Fleet operators implementing electric vehicles or converting their fleet to electric need to untangle a chain of complexities to ensure that each deployment is successful and that operations are not impacted – a key concern for fleet operators with the mission of reliable service and resilient operations.
Conversion of any fleet requires a systems thinking approach fixed in the interdependent elements that compose electric fleet planning and operations: routes and schedule, electric vehicle capabilities, charging equipment and charging schedule, infrastructure sizing, energy consumed and electricity cost, onsite energy options, and facility upgrades for both power and vehicle placement.
Although complex, fleet operators and their advisors should consider these interdependencies and include them in zero emissions fleet transition plans. For example, vehicle and charger procurements should be made after charging schedules have been simulated and charging strategies have been optimized to minimize the associated costs. The scale and scope of electric vehicle deployments should be informed by the operating environment and existing infrastructure to support charging at the site, and match each deployment phase to necessary upgrades timely and cost-effectively.
To simplify this complexity it is useful to reduce the challenges of electrification into 5 ‘critical questions’ that fleet operators seek to answer.
1. Will electric vehicles serve my routes? Every route is different, and electric vehicle (EV) battery range can vary widely with temperature, terrain, payload, and driver habits. Vehicle original equipment manufacturers (OEMs) provide a typical mile range on a single battery charge, but often these numbers do not reflect the elements of steep terrain or cold and hot temperatures. EVopt modeling incorporates real-world factors – weather, terrain, payload – on a route-by-route basis to determine realistic EV energy consumption in kWh/mile. Such detailed modeling is key to assessing EV suitability and overcoming range anxiety to provide the fleet operator clarity about what portion of operations is electrifiable with today’s technology.

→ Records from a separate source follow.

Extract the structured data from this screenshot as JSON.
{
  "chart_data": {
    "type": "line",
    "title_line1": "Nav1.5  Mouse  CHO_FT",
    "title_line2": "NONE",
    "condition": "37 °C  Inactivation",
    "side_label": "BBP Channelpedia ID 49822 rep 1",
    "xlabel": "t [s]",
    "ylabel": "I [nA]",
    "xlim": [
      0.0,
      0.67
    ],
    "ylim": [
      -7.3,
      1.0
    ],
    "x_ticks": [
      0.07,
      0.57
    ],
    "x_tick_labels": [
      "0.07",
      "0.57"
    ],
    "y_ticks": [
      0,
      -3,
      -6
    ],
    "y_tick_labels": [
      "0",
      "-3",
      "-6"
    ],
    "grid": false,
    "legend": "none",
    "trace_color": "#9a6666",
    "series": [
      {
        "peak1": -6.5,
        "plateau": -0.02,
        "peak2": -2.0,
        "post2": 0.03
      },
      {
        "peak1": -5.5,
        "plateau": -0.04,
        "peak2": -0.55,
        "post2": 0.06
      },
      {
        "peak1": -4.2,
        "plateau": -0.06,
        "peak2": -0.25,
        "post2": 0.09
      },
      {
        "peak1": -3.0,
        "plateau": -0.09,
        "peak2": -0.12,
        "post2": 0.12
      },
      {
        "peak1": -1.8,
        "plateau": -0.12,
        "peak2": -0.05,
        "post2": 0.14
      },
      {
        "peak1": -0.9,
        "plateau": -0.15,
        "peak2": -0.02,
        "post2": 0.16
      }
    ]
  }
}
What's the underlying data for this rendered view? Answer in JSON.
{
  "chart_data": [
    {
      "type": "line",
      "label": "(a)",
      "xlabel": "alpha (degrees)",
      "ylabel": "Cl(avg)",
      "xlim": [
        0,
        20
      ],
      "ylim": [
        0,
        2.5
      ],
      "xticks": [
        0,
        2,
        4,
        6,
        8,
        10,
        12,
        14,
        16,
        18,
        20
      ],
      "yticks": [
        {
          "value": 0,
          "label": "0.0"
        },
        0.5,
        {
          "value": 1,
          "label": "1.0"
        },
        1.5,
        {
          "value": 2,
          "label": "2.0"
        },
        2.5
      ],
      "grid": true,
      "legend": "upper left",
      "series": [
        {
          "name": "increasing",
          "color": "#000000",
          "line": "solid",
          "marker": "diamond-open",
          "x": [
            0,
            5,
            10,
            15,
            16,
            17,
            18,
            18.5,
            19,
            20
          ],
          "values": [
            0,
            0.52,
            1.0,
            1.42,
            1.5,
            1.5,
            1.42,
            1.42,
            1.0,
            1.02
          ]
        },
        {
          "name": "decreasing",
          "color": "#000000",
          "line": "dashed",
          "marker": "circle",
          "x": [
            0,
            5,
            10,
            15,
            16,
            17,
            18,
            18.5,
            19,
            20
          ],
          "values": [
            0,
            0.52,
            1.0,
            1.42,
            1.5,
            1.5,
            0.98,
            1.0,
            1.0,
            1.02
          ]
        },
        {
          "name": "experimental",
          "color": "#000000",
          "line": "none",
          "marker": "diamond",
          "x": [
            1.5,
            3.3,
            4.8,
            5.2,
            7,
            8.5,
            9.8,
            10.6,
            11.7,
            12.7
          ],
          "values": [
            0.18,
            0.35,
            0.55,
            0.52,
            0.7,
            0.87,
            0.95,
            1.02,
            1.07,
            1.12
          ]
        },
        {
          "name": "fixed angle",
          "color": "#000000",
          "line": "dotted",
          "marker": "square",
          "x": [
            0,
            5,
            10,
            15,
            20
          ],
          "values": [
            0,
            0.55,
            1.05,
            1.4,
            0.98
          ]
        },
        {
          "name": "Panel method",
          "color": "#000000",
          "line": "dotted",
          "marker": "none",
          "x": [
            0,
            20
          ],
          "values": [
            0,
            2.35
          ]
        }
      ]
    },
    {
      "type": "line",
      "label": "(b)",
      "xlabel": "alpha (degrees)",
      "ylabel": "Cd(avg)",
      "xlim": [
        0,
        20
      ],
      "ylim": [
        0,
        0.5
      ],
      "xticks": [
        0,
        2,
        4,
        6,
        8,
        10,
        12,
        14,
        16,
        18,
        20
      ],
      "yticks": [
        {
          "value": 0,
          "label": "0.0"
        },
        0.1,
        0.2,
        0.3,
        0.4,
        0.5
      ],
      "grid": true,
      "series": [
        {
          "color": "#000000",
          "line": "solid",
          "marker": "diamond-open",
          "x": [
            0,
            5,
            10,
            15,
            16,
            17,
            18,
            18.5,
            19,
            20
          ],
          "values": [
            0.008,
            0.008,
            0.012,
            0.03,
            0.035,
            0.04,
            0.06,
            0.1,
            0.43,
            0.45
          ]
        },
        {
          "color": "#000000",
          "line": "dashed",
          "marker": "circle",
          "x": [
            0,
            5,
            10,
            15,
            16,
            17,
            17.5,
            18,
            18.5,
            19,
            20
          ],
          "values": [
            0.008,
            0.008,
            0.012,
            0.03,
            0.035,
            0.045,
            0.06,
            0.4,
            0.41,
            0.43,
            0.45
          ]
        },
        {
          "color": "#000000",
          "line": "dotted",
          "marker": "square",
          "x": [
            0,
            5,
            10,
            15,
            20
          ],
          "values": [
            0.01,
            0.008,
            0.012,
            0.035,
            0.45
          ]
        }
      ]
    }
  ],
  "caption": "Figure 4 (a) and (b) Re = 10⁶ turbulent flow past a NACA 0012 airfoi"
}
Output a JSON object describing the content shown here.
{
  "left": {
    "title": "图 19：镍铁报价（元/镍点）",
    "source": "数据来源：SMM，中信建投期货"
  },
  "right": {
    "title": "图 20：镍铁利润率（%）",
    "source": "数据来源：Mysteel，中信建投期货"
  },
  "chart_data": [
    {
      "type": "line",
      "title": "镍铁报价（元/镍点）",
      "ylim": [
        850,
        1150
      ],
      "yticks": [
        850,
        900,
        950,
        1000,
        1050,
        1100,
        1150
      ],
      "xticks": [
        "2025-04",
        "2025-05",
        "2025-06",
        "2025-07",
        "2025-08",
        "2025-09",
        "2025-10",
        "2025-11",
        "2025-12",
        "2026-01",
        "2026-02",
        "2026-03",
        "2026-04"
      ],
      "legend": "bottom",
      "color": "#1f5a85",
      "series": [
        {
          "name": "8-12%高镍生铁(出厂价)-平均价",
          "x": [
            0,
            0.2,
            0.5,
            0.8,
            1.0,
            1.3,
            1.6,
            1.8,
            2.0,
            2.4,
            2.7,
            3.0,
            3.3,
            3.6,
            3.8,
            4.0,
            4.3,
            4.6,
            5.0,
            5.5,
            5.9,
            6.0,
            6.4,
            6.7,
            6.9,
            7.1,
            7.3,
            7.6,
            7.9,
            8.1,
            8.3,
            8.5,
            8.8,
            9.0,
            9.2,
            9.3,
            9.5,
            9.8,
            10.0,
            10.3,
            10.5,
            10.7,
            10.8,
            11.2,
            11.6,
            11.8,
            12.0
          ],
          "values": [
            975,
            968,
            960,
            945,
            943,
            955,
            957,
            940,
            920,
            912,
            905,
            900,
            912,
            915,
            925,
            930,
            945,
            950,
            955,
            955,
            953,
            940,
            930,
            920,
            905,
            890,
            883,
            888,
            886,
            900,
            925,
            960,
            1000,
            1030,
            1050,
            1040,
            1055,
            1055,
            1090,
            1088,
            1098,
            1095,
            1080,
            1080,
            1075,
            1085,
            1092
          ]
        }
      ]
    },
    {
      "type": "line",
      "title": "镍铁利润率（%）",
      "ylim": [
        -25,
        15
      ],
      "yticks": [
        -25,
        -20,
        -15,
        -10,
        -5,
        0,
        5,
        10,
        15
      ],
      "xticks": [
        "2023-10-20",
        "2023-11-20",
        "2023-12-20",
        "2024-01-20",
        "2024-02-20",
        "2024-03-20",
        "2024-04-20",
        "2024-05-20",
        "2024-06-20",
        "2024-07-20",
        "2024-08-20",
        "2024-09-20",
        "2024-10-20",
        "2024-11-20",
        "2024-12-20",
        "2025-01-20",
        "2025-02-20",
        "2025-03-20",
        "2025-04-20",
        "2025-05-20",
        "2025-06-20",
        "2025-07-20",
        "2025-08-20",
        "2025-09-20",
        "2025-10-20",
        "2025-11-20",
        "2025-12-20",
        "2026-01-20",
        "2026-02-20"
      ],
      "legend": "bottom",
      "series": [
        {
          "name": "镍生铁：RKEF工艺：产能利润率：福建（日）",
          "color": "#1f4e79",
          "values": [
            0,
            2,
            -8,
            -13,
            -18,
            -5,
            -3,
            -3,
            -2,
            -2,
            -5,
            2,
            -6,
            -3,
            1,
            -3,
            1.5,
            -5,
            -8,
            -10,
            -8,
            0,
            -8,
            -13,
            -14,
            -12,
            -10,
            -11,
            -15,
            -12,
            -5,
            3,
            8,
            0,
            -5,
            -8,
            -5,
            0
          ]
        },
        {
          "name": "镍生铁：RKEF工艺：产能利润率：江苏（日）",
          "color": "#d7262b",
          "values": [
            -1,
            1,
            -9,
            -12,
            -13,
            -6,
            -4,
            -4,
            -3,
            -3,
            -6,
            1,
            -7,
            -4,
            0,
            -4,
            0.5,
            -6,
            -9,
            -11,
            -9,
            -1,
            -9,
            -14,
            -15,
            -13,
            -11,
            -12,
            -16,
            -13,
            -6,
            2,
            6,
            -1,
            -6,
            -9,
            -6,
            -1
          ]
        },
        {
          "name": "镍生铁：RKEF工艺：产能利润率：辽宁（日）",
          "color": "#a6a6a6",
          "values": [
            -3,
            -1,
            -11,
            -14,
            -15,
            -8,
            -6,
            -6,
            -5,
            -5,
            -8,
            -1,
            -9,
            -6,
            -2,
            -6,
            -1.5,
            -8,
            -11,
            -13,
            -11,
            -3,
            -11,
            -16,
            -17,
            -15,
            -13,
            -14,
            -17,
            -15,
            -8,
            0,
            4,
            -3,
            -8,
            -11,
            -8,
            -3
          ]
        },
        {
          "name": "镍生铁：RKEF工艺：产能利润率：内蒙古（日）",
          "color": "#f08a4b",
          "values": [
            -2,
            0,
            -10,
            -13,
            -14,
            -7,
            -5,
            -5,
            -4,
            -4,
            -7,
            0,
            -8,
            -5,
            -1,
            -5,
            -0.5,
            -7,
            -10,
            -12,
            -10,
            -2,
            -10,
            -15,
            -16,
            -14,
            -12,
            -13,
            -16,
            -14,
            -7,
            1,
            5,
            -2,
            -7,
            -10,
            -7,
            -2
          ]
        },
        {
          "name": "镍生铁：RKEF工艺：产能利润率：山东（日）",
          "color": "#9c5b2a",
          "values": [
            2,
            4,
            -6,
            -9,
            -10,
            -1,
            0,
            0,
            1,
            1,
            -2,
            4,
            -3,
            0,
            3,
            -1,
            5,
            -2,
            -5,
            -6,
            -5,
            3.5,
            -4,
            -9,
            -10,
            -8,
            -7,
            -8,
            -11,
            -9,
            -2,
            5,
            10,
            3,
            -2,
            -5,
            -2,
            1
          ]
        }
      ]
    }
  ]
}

2. What size battery do I need? Fleet operators are tasked to sort through a myriad of information to determine the vehicle battery size and charger power ratings that fit their operations in the short- and long-term. To answer this question EVopt uses route energy consumption to identify the minimum battery size necessary to complete each route over the projected vehicle lifetime. This provides the operator with confidence about what to buy, where to deploy, and when to shift older EVs with less battery capacity to shorter routes.
3. What charger power do I need? Like vehicle batteries, charger power ratings need to be specified for the operational schedule. More energy consumed during operations and shorter charging windows require higher power ratings, and less energy consumed and longer charging windows need only lower power chargers. EVopt uses energy consumption and operating schedule to determine the minimum viable charger sizes to meet the required state of charge every day. A clear charging strategy in the near and long-term can significantly reduce the cost of the charging system.
4. How much power and infrastructure upgrade is needed? Concerns about available power and timeframe for upgrades must be addressed right up front to avoid the mismatch of when vehicles arrive and when charging systems are installed. To support electrical system evaluation and utility engagement EVopt calculates the power required at each facility and illustrates peak power reduction under a managed charging scenario. With both options in hand the fleet operator and their utility can evaluate existing infrastructure, and if/when and what capacity is needed at each site.
5. Why is connecting a short- and long-term plan necessary? Fleet electrification can be overwhelming with the changes associated with transitioning to electricity for vehicles and facilities. Clarifying what needs to be considered and implemented today, or over the horizon, allows fleet operators, their engineering firm, and their utility provider to focus on what matters for successful deployments and to have a line of site to when other considerations are necessary. At MGL we think in phased deployments based on the overall system and fleet transition timing, and designed EVopt to be used for multiple scenarios and depots to generate the right answers for the right time. Using a systems design approach that naturally optimizes vehicles, chargers, and infrastructure sizing, capital costs are minimized and deployment plans are derisked. Whether you are a fleet operator, energy advisor, or utility provider, answering the right questions for the right timing can significantly reduce the complexity in fleet electrification, procurement, and deploying electric vehicles and charging infrastructure.
System-level Answers Realistic and comprehensive fleet modeling answers near-term questions based on long-term considerations, and a plan that connects these two endpoints supports stakeholder engagement, budgeting, grant writing, and of course design/procure/build.